Monday, December 31, 2007

The Social Security "Crisis"

We've heard for years about a "crisis" in Social Security, as benefits are predicted to exceed FICA tax revenues at some time in the future, most recently in 2005 as President Bush tried to undermine the Social Security system by allowing workers to opt out of the system and create private accounts (which even the White House eventually agreed would not solve the financial problems of the system). But the assumptions made by the Social Security Administration are conservative and new projections often push the predicted shortfall further into the future. (The latest estimates, in the 2007 reports of the Social Security Administration, say that projected tax income will begin to fall short of outlays in 2017, and the trust fund will be exhausted in 2041.) Now, there are new reasons to believe that the predicted shortfall might never occur.

According to the book "Microtrends" by Mark Penn, a growing number of people are working past the traditional retirement age of 65, either by necessity or choice. For example, the number of workers 65 and older has almost doubled in the last 25 years, and a 2005 survey by Merrill Lynch found that three fourths of baby boomers were not planning a traditional retirement.

Of course, if people work longer, they continue to contribute taxes while delaying receipts of benefits. According to an economist at the Urban Institute, Eugene Steuerle, if everyone worked just one year longer than the SSA has been assuming, and so received one year less in benefits and contributed one more year of FICA taxes, the projected shortfall would disappear.

There is also recent news that the fertility rate for American women has reversed a long-term downward trend, and is now something like 2.1 children per woman, which exceeds the "replacement rate" and is one of the highest of any industrialized nation. That means that in 20 years we may have more workers than previously expected, and more tax revenue than previously predicted.

All of which means that the so-called "crisis" in Social Security might no longer exist (assuming it ever really did exist).

But funding Medicaid and Medicare is going to be a problem.

Saturday, December 29, 2007

The Bandwagon Effect

It is often said that everyone loves a winner, and people like to root for a winner. The crowds at sporting events are larger when the home team is a winning team because people would rather be fans of a winning team and not a losing team.

Unfortunately, we have taken the same attitude to politics. Many people are so desirous of voting for a winner that they vote for the candidate they think will win, rather than the candidate they want to win. And so some voters will describe their own votes as "wasted" merely because their candidate failed to win.

Pundits sometimes describe this as "momentum," because popularity can be a self-fulfilling prophesy. Candidates that are perceived as successful, popular, and potential winners, become more popular and more successful simply as people hop onto what they think is a winning bandwagon.
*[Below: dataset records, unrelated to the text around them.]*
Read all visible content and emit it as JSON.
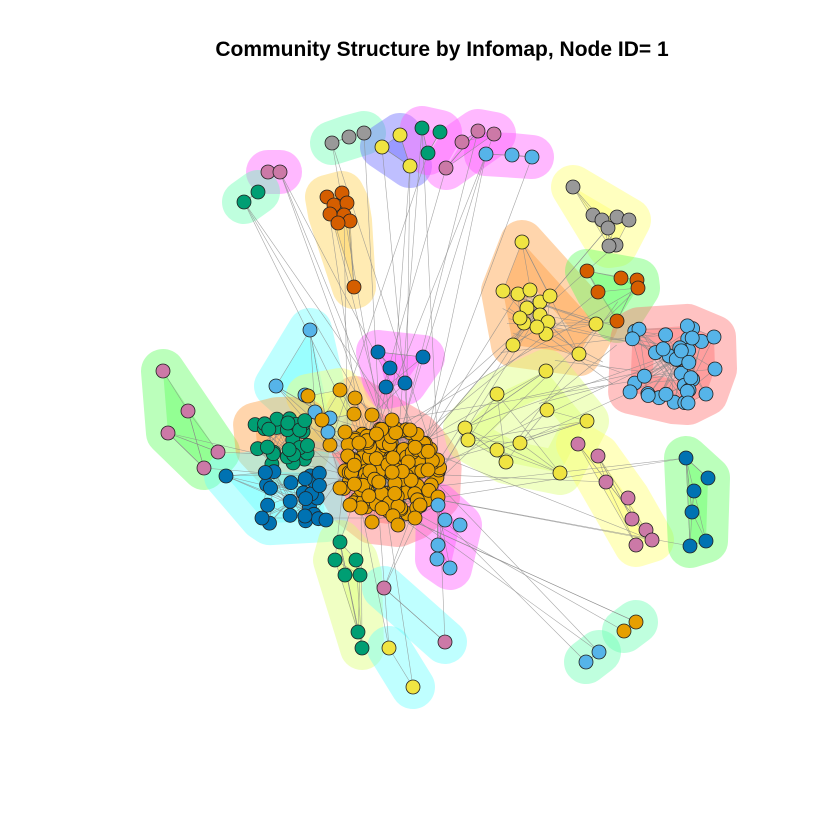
{
  "title": "Community Structure by Infomap, Node ID= 1",
  "palette": {
    "orange": "#E69F00",
    "sky": "#56B4E9",
    "green": "#009E73",
    "yellow": "#F0E442",
    "blue": "#0072B2",
    "vermilion": "#D55E00",
    "pink": "#CC79A7",
    "grey": "#999999",
    "edge": "#888888",
    "node_stroke": "#222222"
  },
  "hull_colors": [
    "#ff6e6e",
    "#5cff5c",
    "#ffff66",
    "#66ffff",
    "#ff9a3a",
    "#6666ff",
    "#ff55ff",
    "#66ffb0",
    "#dcff70",
    "#ffd04a"
  ]
}
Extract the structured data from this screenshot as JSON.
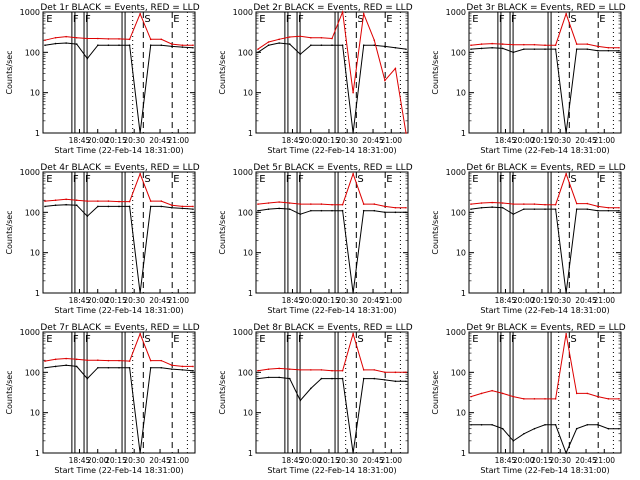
{
  "chart_data": [
    {
      "type": "line",
      "title": "Det 1r BLACK = Events, RED = LLD",
      "xlabel": "Start Time (22-Feb-14 18:31:00)",
      "ylabel": "Counts/sec",
      "x_ticks": [
        "18:45",
        "20:00",
        "20:15",
        "20:30",
        "20:45",
        "21:00"
      ],
      "y_ticks": [
        "1",
        "10",
        "100",
        "1000"
      ],
      "ylim": [
        1,
        1000
      ],
      "yscale": "log",
      "markers": [
        "E",
        "F",
        "F",
        "S",
        "E"
      ],
      "series": [
        {
          "color": "#000000",
          "level": "black",
          "values": [
            150,
            165,
            170,
            160,
            70,
            150,
            150,
            150,
            150,
            1,
            150,
            150,
            140,
            135,
            130
          ]
        },
        {
          "color": "#dd0000",
          "level": "red",
          "values": [
            200,
            230,
            245,
            230,
            220,
            220,
            215,
            215,
            210,
            900,
            210,
            210,
            160,
            150,
            150
          ]
        }
      ]
    },
    {
      "type": "line",
      "title": "Det 2r BLACK = Events, RED = LLD",
      "xlabel": "Start Time (22-Feb-14 18:31:00)",
      "ylabel": "Counts/sec",
      "x_ticks": [
        "18:45",
        "20:00",
        "20:15",
        "20:30",
        "20:45",
        "21:00"
      ],
      "y_ticks": [
        "1",
        "10",
        "100",
        "1000"
      ],
      "ylim": [
        1,
        1000
      ],
      "yscale": "log",
      "markers": [
        "E",
        "F",
        "F",
        "S",
        "E"
      ],
      "series": [
        {
          "color": "#000000",
          "level": "black",
          "values": [
            100,
            150,
            170,
            160,
            90,
            150,
            150,
            150,
            150,
            1,
            150,
            150,
            140,
            130,
            120
          ]
        },
        {
          "color": "#dd0000",
          "level": "red",
          "values": [
            120,
            180,
            210,
            240,
            250,
            230,
            230,
            220,
            1000,
            10,
            900,
            200,
            20,
            40,
            1
          ]
        }
      ]
    },
    {
      "type": "line",
      "title": "Det 3r BLACK = Events, RED = LLD",
      "xlabel": "Start Time (22-Feb-14 18:31:00)",
      "ylabel": "Counts/sec",
      "x_ticks": [
        "18:45",
        "20:00",
        "20:15",
        "20:30",
        "20:45",
        "21:00"
      ],
      "y_ticks": [
        "1",
        "10",
        "100",
        "1000"
      ],
      "ylim": [
        1,
        1000
      ],
      "yscale": "log",
      "markers": [
        "E",
        "F",
        "F",
        "S",
        "E"
      ],
      "series": [
        {
          "color": "#000000",
          "level": "black",
          "values": [
            120,
            125,
            130,
            125,
            100,
            120,
            120,
            120,
            120,
            1,
            120,
            120,
            110,
            110,
            110
          ]
        },
        {
          "color": "#dd0000",
          "level": "red",
          "values": [
            150,
            160,
            165,
            160,
            155,
            155,
            155,
            150,
            150,
            900,
            160,
            160,
            140,
            130,
            130
          ]
        }
      ]
    },
    {
      "type": "line",
      "title": "Det 4r BLACK = Events, RED = LLD",
      "xlabel": "Start Time (22-Feb-14 18:31:00)",
      "ylabel": "Counts/sec",
      "x_ticks": [
        "18:45",
        "20:00",
        "20:15",
        "20:30",
        "20:45",
        "21:00"
      ],
      "y_ticks": [
        "1",
        "10",
        "100",
        "1000"
      ],
      "ylim": [
        1,
        1000
      ],
      "yscale": "log",
      "markers": [
        "E",
        "F",
        "F",
        "S",
        "E"
      ],
      "series": [
        {
          "color": "#000000",
          "level": "black",
          "values": [
            140,
            150,
            155,
            150,
            80,
            140,
            140,
            140,
            140,
            1,
            140,
            140,
            130,
            125,
            120
          ]
        },
        {
          "color": "#dd0000",
          "level": "red",
          "values": [
            190,
            200,
            210,
            200,
            190,
            190,
            190,
            185,
            185,
            900,
            190,
            190,
            150,
            140,
            140
          ]
        }
      ]
    },
    {
      "type": "line",
      "title": "Det 5r BLACK = Events, RED = LLD",
      "xlabel": "Start Time (22-Feb-14 18:31:00)",
      "ylabel": "Counts/sec",
      "x_ticks": [
        "18:45",
        "20:00",
        "20:15",
        "20:30",
        "20:45",
        "21:00"
      ],
      "y_ticks": [
        "1",
        "10",
        "100",
        "1000"
      ],
      "ylim": [
        1,
        1000
      ],
      "yscale": "log",
      "markers": [
        "E",
        "F",
        "F",
        "S",
        "E"
      ],
      "series": [
        {
          "color": "#000000",
          "level": "black",
          "values": [
            110,
            120,
            125,
            120,
            90,
            110,
            110,
            110,
            110,
            1,
            110,
            110,
            100,
            100,
            100
          ]
        },
        {
          "color": "#dd0000",
          "level": "red",
          "values": [
            160,
            170,
            180,
            170,
            160,
            160,
            160,
            155,
            155,
            900,
            160,
            160,
            140,
            130,
            130
          ]
        }
      ]
    },
    {
      "type": "line",
      "title": "Det 6r BLACK = Events, RED = LLD",
      "xlabel": "Start Time (22-Feb-14 18:31:00)",
      "ylabel": "Counts/sec",
      "x_ticks": [
        "18:45",
        "20:00",
        "20:15",
        "20:30",
        "20:45",
        "21:00"
      ],
      "y_ticks": [
        "1",
        "10",
        "100",
        "1000"
      ],
      "ylim": [
        1,
        1000
      ],
      "yscale": "log",
      "markers": [
        "E",
        "F",
        "F",
        "S",
        "E"
      ],
      "series": [
        {
          "color": "#000000",
          "level": "black",
          "values": [
            120,
            130,
            135,
            130,
            90,
            120,
            120,
            120,
            120,
            1,
            120,
            120,
            110,
            110,
            110
          ]
        },
        {
          "color": "#dd0000",
          "level": "red",
          "values": [
            160,
            170,
            175,
            170,
            160,
            160,
            160,
            155,
            155,
            900,
            165,
            165,
            140,
            130,
            130
          ]
        }
      ]
    },
    {
      "type": "line",
      "title": "Det 7r BLACK = Events, RED = LLD",
      "xlabel": "Start Time (22-Feb-14 18:31:00)",
      "ylabel": "Counts/sec",
      "x_ticks": [
        "18:45",
        "20:00",
        "20:15",
        "20:30",
        "20:45",
        "21:00"
      ],
      "y_ticks": [
        "1",
        "10",
        "100",
        "1000"
      ],
      "ylim": [
        1,
        1000
      ],
      "yscale": "log",
      "markers": [
        "E",
        "F",
        "F",
        "S",
        "E"
      ],
      "series": [
        {
          "color": "#000000",
          "level": "black",
          "values": [
            130,
            140,
            150,
            140,
            70,
            130,
            130,
            130,
            130,
            1,
            130,
            130,
            120,
            115,
            110
          ]
        },
        {
          "color": "#dd0000",
          "level": "red",
          "values": [
            190,
            210,
            220,
            210,
            200,
            200,
            195,
            195,
            190,
            900,
            195,
            195,
            150,
            140,
            140
          ]
        }
      ]
    },
    {
      "type": "line",
      "title": "Det 8r BLACK = Events, RED = LLD",
      "xlabel": "Start Time (22-Feb-14 18:31:00)",
      "ylabel": "Counts/sec",
      "x_ticks": [
        "18:45",
        "20:00",
        "20:15",
        "20:30",
        "20:45",
        "21:00"
      ],
      "y_ticks": [
        "1",
        "10",
        "100",
        "1000"
      ],
      "ylim": [
        1,
        1000
      ],
      "yscale": "log",
      "markers": [
        "E",
        "F",
        "F",
        "S",
        "E"
      ],
      "series": [
        {
          "color": "#000000",
          "level": "black",
          "values": [
            70,
            75,
            75,
            70,
            20,
            40,
            70,
            70,
            70,
            1,
            70,
            70,
            65,
            60,
            60
          ]
        },
        {
          "color": "#dd0000",
          "level": "red",
          "values": [
            110,
            120,
            125,
            120,
            115,
            115,
            115,
            110,
            110,
            900,
            115,
            115,
            100,
            100,
            100
          ]
        }
      ]
    },
    {
      "type": "line",
      "title": "Det 9r BLACK = Events, RED = LLD",
      "xlabel": "Start Time (22-Feb-14 18:31:00)",
      "ylabel": "Counts/sec",
      "x_ticks": [
        "18:45",
        "20:00",
        "20:15",
        "20:30",
        "20:45",
        "21:00"
      ],
      "y_ticks": [
        "1",
        "10",
        "100",
        "1000"
      ],
      "ylim": [
        1,
        1000
      ],
      "yscale": "log",
      "markers": [
        "E",
        "F",
        "F",
        "S",
        "E"
      ],
      "series": [
        {
          "color": "#000000",
          "level": "black",
          "values": [
            5,
            5,
            5,
            4,
            2,
            3,
            4,
            5,
            5,
            1,
            4,
            5,
            5,
            4,
            4
          ]
        },
        {
          "color": "#dd0000",
          "level": "red",
          "values": [
            25,
            30,
            35,
            30,
            25,
            22,
            22,
            22,
            22,
            900,
            30,
            30,
            25,
            22,
            22
          ]
        }
      ]
    }
  ]
}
In fact, it is arguable that Hillary Clinton's entire campaign to date has been based on this phenomenon. With an early lead in public opinion polls (which was due mainly to name recognition), her campaign has sought to present her success as inevitable, so that any vote for any other candidate is futile (and wasted).

This phenomenon also explains the importance of the early primaries in Iowa and New Hampshire. Candidates that do well in those two small states may be able to coast to national victories simply because they are perceived as winners, which causes more people to vote for them in later primaries.

Unfortunately, the mainstream media (and most pundits) actually encourage this kind of thinking by covering political campaigns as though they were sporting events. They rely on polls (and often just guesswork) to talk about who's behind and who's ahead, what are their tactics and strategies, and what are their chances, while hardly mentioning at all the real policy differences among the candidates. So most voters will go to the polls with all sorts of ideas about who's likely to win, but very little idea about which candidate stands for policies that are favored by the voter.

The bandwagon effect is also fueled (or perhaps magnified) by our "winner take all" political system, in which only the candidates with the largest plurality of votes (a majority is not needed in most elections) is elected. This discourages votes for third-party candidates, and also denies any political representation to voters representing sizable minorities of the population. (More about this another day.)

Wednesday, December 05, 2007

The Iranian Nuclear "Threat"

In the most recent National Intelligence Estimate on Iran, the Bush administration reluctantly (and embarrassingly) admitted that the Iranian nuclear weapons program, which has been the focus of its policy towards Iraq, doesn't actually exist.

In the past, when asked about the possibility of military action against Iran, Bush has repeatedly said that "all options are on the table," and that the United States would use force against Iran if diplomacy failed.

And yet yesterday (12/4), facing questions about his own administration's assessment that Iran actually halted its nuclear weapons program in 2005, Bush repeated and confirmed his policy that "all options are on the table."

That's right, the President of the United States still holds out the possibility that we might bomb or invade a country that, according to our own intelligence agencies, (a) has no nuclear weapons, (b) is not building any nuclear weapons, and (c) has (as far as we can tell) no present intention of building any nuclear weapons, simply because that country might change its mind and start to build nuclear weapons in the future.

Is that crazy? Yes, but it is also consistent with a President who does not know how to govern or negotiate except through fear. Bush does not know how to negotiate with Iran except with threats, and Bush does not know how to lead this country without first trying to scare its citizens.